Kebid’ahan dan khurafat juga menyebar luas di seantero dunia Islam. Banyak para pembohong yang menipu kaum awam umat Islam, dengan menyatakan keberkatan hal-hal yang mereka miliki. Seorang penjaga kubah-kubah makam di masjid Kairo, menipu kaum muslimin dengan menyatakan bahwa mata air sumur di masjid tersebut tembus dan bersumber dari mata air zamzam di Makkah. Khurafat-khurafat serupa juga terjadi di negeri-negeri lain.
[7]- Shufi dan Tarekat Merajai Dunia Islam.
Menurut syaikhu al-Islam Ibnu Taimiyah, bid’ah tasawuf dan tarekat mulai muncul pertama kali di kota Bashrah. Orang yang pertama kali membangun bangunan khusus untuk peribadahan sufi adalah murid-murid Abdul Wahid bin Zaid. Abdul wahid bin Zaid adalah murid imam Hasan al-Bashri.[1] Semula, gerakan ini hanyalah ajakan untuk zuhud dan tidak tenggelam dalam kenikmatan duniawi. Namun, pelan dan pasti, terjadi penyimpangan yang sangat jauh dari syariat Islam sampai tingkatan sufi dan tarekat yang hari ini ada di dunia Islam.
Di tengah kehidupan duniawi yang corat marut, kedzaliman para penguasa dan ketidak pedulian para ulama aqidah dan fiqih yang tenggelam dalam dunia filsafat dan ilmu kalam daripada menjawab beban umat yang terdzalimi, tidak heran bila tasawud dan tarekat menjadi pelarian mayoritas umat Islam.
Ustadz Muhammad Qutb dalam bukunya “Waqi’una al-Mu’ashir” mengatakan :
“ Shufi mulai menyebar dalam masyarakat daulah ‘Abbasiyah, namun saat itu masih merupakan sebuah unsur yang terpisah dari masyarakat. Adapun dalam naungan daulah ‘Utsmaniyah, dan lebih lagi di Turki, shufi telah menjadi masyarakat, dan bahkan telah menjadi dien (agama).”

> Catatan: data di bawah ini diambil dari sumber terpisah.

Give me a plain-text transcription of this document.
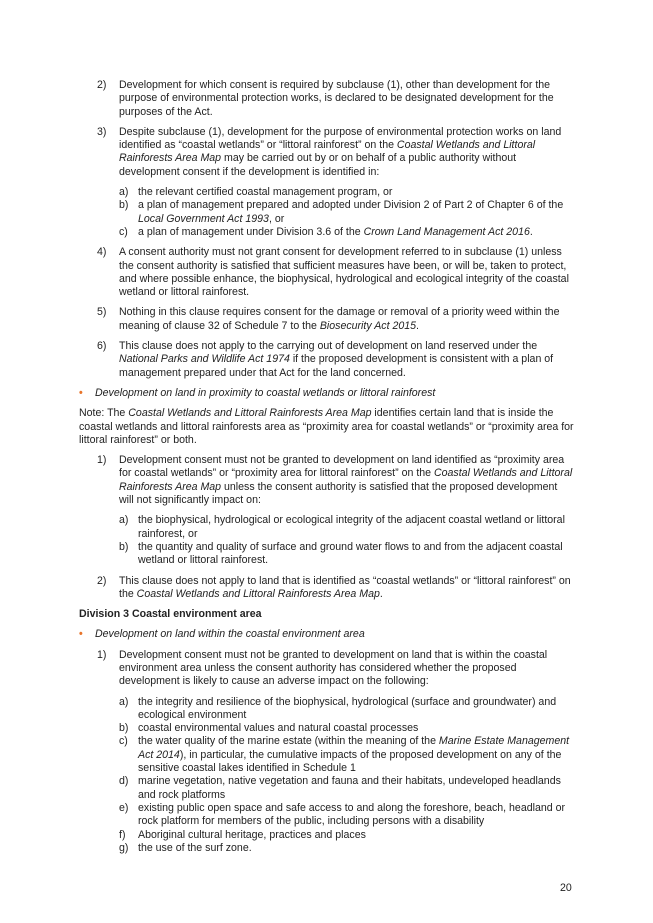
2) Development for which consent is required by subclause (1), other than development for the purpose of environmental protection works, is declared to be designated development for the purposes of the Act.
3) Despite subclause (1), development for the purpose of environmental protection works on land identified as “coastal wetlands” or “littoral rainforest” on the Coastal Wetlands and Littoral Rainforests Area Map may be carried out by or on behalf of a public authority without development consent if the development is identified in:
a) the relevant certified coastal management program, or
b) a plan of management prepared and adopted under Division 2 of Part 2 of Chapter 6 of the Local Government Act 1993, or
c) a plan of management under Division 3.6 of the Crown Land Management Act 2016.
4) A consent authority must not grant consent for development referred to in subclause (1) unless the consent authority is satisfied that sufficient measures have been, or will be, taken to protect, and where possible enhance, the biophysical, hydrological and ecological integrity of the coastal wetland or littoral rainforest.
5) Nothing in this clause requires consent for the damage or removal of a priority weed within the meaning of clause 32 of Schedule 7 to the Biosecurity Act 2015.
6) This clause does not apply to the carrying out of development on land reserved under the National Parks and Wildlife Act 1974 if the proposed development is consistent with a plan of management prepared under that Act for the land concerned.
• Development on land in proximity to coastal wetlands or littoral rainforest
Note: The Coastal Wetlands and Littoral Rainforests Area Map identifies certain land that is inside the coastal wetlands and littoral rainforests area as “proximity area for coastal wetlands” or “proximity area for littoral rainforest” or both.
1) Development consent must not be granted to development on land identified as “proximity area for coastal wetlands” or “proximity area for littoral rainforest” on the Coastal Wetlands and Littoral Rainforests Area Map unless the consent authority is satisfied that the proposed development will not significantly impact on:
a) the biophysical, hydrological or ecological integrity of the adjacent coastal wetland or littoral rainforest, or
b) the quantity and quality of surface and ground water flows to and from the adjacent coastal wetland or littoral rainforest.
2) This clause does not apply to land that is identified as “coastal wetlands” or “littoral rainforest” on the Coastal Wetlands and Littoral Rainforests Area Map.
Division 3 Coastal environment area
• Development on land within the coastal environment area
1) Development consent must not be granted to development on land that is within the coastal environment area unless the consent authority has considered whether the proposed development is likely to cause an adverse impact on the following:
a) the integrity and resilience of the biophysical, hydrological (surface and groundwater) and ecological environment
b) coastal environmental values and natural coastal processes
c) the water quality of the marine estate (within the meaning of the Marine Estate Management Act 2014), in particular, the cumulative impacts of the proposed development on any of the sensitive coastal lakes identified in Schedule 1
d) marine vegetation, native vegetation and fauna and their habitats, undeveloped headlands and rock platforms
e) existing public open space and safe access to and along the foreshore, beach, headland or rock platform for members of the public, including persons with a disability
f) Aboriginal cultural heritage, practices and places
g) the use of the surf zone.
20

“ Dan telah menyebar —khususnya dalam dua abad terakhir— semboyan yang sangat terkenal tersebut ; barang siapa tidak mempunyai syaikh, maka syaikhnya adalah setan. Sufi telah berubah —khususnya bagi kaum awwam— mejadi pintu masuk mereka ke dalam agama, dan bagi mereka sufi adalah ruang untuk melaksanakan ketaatan beragama.”[2]
Apa yang dikatakan oleh ustadz Muhammad Qutub, diamini oleh para pakar sejarah. Sejak awal berdiri sampai kejatuhannya, daulah ‘Utsmaniyah mempunyai peran aktif dalam menyebarkan kesyirikan dan memerangi tauhid, lewat penyebaran tasawuf syirik yang dibangun di atas dasar beribadah kepada kuburan dan para wali. Hal ini diakui sendiri oleh para pakar sejarah yang membela dan memuji daulah ini. Abdu al-Aziz al-Syanawi dalam bukunya “Al-Daulah al-‘Utsmaniyyah Daulatun Islamiyyatun Muftara ‘Alaiha” dengan bangga memuji sikap religius daulah ‘Utsmaniyah yang menyebarluaskan tasawuf syirik ini. Demikian luas dan kuatnya pengaruh tasawuf syirik ini, sehingga menguasai akidah umat Islam di Asia Tengah dan mayoritas negara-negara muslim dibawah kekuasaan ‘Utsmaniyah. Di antara thariqat shufi yang paling terkenal saat itu adalah Naqsyabandiyah, Maulawiyah,Baktasyiyah dan Rifa’iyah.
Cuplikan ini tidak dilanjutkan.